Swissy From Switzerland, joined Jan 2005, 1747 posts, RR: 4
Reply 16, posted (8 years 6 months 3 weeks 3 days 8 hours ago) and read 5737 times:
Quoting Jamincan (Reply 10): That said, corporate espionage is a fact of life these days, and he just happened to be one of the ones that got caught
For sure, we are in the 21 century, however if "you" (WS) are pretending to be the clean, white, innocent sheep in public and then you get hit with sh.. like that..... Remember there is a difference between having an WS employee on AC gates and count the pax versus using illegal access to the AC computer system.....
YOW From , joined Dec 1969, posts, RR:
Reply 17, posted (8 years 6 months 3 weeks 3 days 8 hours ago) and read 5699 times:
Quoting Salomon (Reply 3): Some sections are pretty interesting. Especially when Marc Hill wrote that Michel Leblanc was lying about load factors
We all knew Leblanc was a fibber, but Hill actually knew exactly by how much he was skewing his numbers.
Quoting ETStar (Reply 12): And of course, this was not limited to Air Canada. They appear to have had info on Jetsgo as well.
And CanJet too.
Quoting YWG (Reply 13): From my past expirences of non-reving with AC, those flight loads RARELY reflect actual loads. Often they're about 10% higher.

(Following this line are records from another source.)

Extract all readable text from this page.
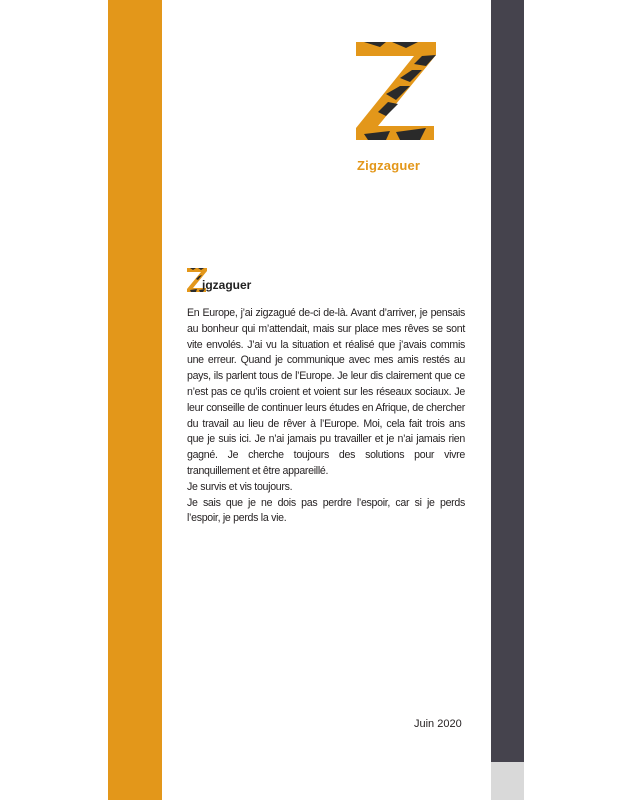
Zigzaguer
igzaguer

En Europe, j’ai zigzagué de-ci de-là. Avant d’arriver, je pensais au bonheur qui m’attendait, mais sur place mes rêves se sont vite envolés. J’ai vu la situation et réalisé que j’avais commis une erreur. Quand je communique avec mes amis restés au pays, ils parlent tous de l’Europe. Je leur dis clairement que ce n’est pas ce qu’ils croient et voient sur les réseaux sociaux. Je leur conseille de continuer leurs études en Afrique, de chercher du travail au lieu de rêver à l’Europe. Moi, cela fait trois ans que je suis ici. Je n’ai jamais pu travailler et je n’ai jamais rien gagné. Je cherche toujours des solutions pour vivre tranquillement et être appareillé.

Je survis et vis toujours.

Je sais que je ne dois pas perdre l’espoir, car si je perds l’espoir, je perds la vie.

Juin 2020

Remember, this is data 'stolen' from 2003/2004, AC's loads have grown +10% since then. Also, many of Hill's e-mails were referring to seat load factor versus ASM/RPM LF which is what the airlines report to the public on a monthly basis. Seat LF is generally 3-7% lower.

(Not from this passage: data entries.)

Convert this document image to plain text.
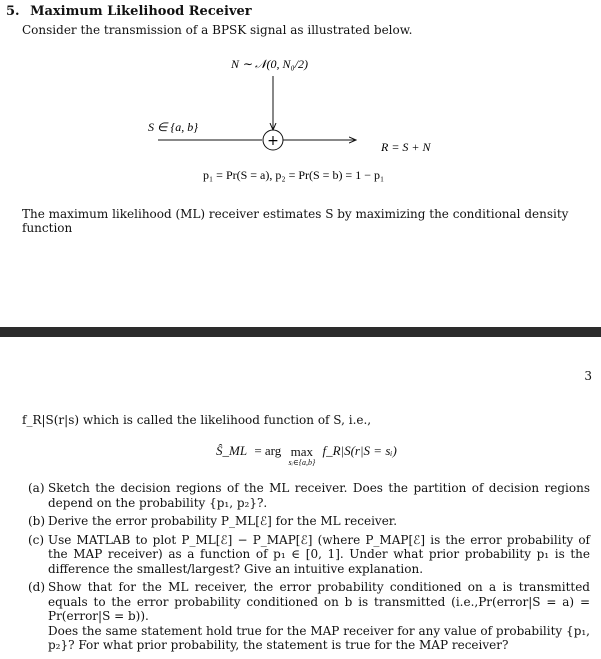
5. Maximum Likelihood Receiver
Consider the transmission of a BPSK signal as illustrated below.
+
N ∼ 𝒩(0, N₀/2)
S ∈ {a, b}
R = S + N
p₁ = Pr(S = a), p₂ = Pr(S = b) = 1 − p₁
The maximum likelihood (ML) receiver estimates S by maximizing the conditional density function
3
f_R|S(r|s) which is called the likelihood function of S, i.e.,
Ŝ_ML = arg max
sᵢ∈{a,b}
f_R|S(r|S = sᵢ)
(a) Sketch the decision regions of the ML receiver. Does the partition of decision regions depend on the probability {p₁, p₂}?.

(b) Derive the error probability P_ML[ℰ] for the ML receiver.

(c) Use MATLAB to plot P_ML[ℰ] − P_MAP[ℰ] (where P_MAP[ℰ] is the error probability of the MAP receiver) as a function of p₁ ∈ [0, 1]. Under what prior probability p₁ is the difference the smallest/largest? Give an intuitive explanation.

(d) Show that for the ML receiver, the error probability conditioned on a is transmitted equals to the error probability conditioned on b is transmitted (i.e.,Pr(error|S = a) = Pr(error|S = b)).

Does the same statement hold true for the MAP receiver for any value of probability {p₁, p₂}? For what prior probability, the statement is true for the MAP receiver?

Fly_yhm From Canada, joined Dec 2000, 1691 posts, RR: 9
Reply 18, posted (8 years 6 months 3 weeks 3 days 7 hours ago) and read 5659 times:
This is pratty sad. Thats was a line in there that said something like lets show them who the real low fare leader is. Ya right guys the only reason your still around is because you cheat. Oh well like someone else said its a common practice now a days.

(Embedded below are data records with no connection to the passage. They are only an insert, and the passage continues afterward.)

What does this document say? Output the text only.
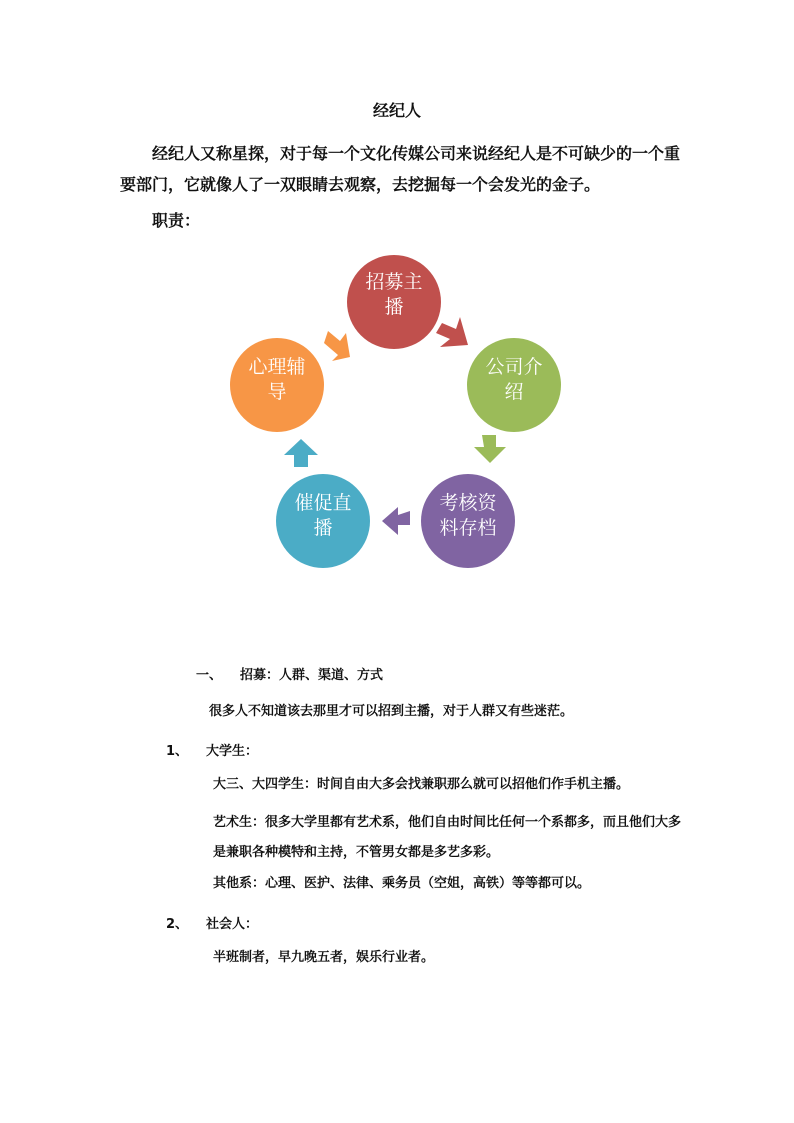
经纪人

经纪人又称星探，对于每一个文化传媒公司来说经纪人是不可缺少的一个重要部门，它就像人了一双眼睛去观察，去挖掘每一个会发光的金子。

职责：
招募主
播
公司介
绍
考核资
料存档
催促直
播
心理辅
导
一、 招募：人群、渠道、方式

很多人不知道该去那里才可以招到主播，对于人群又有些迷茫。

1、 大学生：

大三、大四学生：时间自由大多会找兼职那么就可以招他们作手机主播。

艺术生：很多大学里都有艺术系，他们自由时间比任何一个系都多，而且他们大多是兼职各种模特和主持，不管男女都是多艺多彩。

其他系：心理、医护、法律、乘务员（空姐，高铁）等等都可以。

2、 社会人：

半班制者，早九晚五者，娱乐行业者。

Where will you spend eternity? He,s more real then you think!!!!!
Robsawatsky From Canada, joined Dec 2003, 597 posts, RR: 0
Reply 23, posted (8 years 6 months 3 weeks 3 days 2 hours ago) and read 5419 times:
You do all realize that the revelation that Westjet knew about this spying at the highest levels is old news as covered by a press release from May 29, 2006"
"In 2003-2004, certain members
of WestJet management engaged in an extensive practice of covertly accessing a
password protected proprietary employee web site maintained by Air Canada to
download detailed and commercially sensitive information without authorization
or consent from Air Canada. This practice was undertaken with the knowledge
and direction of the highest management levels of WestJet and was not halted
until discovered by Air Canada. This conduct was both unethical and
unacceptable and WestJet accepts full responsibility for such misconduct.
WestJet sincerely regrets having engaged in this practice and unreservedly
apologizes to Air Canada and Mr. Robert Milton.
As a full settlement, WestJet has agreed to pay Air Canada's
investigation and litigation costs of $5.5 million and has accepted Air
Canada's request that WestJet make a donation in the amount of $10 million in
the name of Air Canada and WestJet to children's charities across the country.
Air Canada has accepted WestJet's apology and withdrawn its claims in light of
this settlement. All legal proceedings between the parties have been
terminated. Both parties have expressed a desire to turn the page on this
unfortunate chapter with finality and are pleased that children's charities
across Canada will also benefit from this settlement arrangement."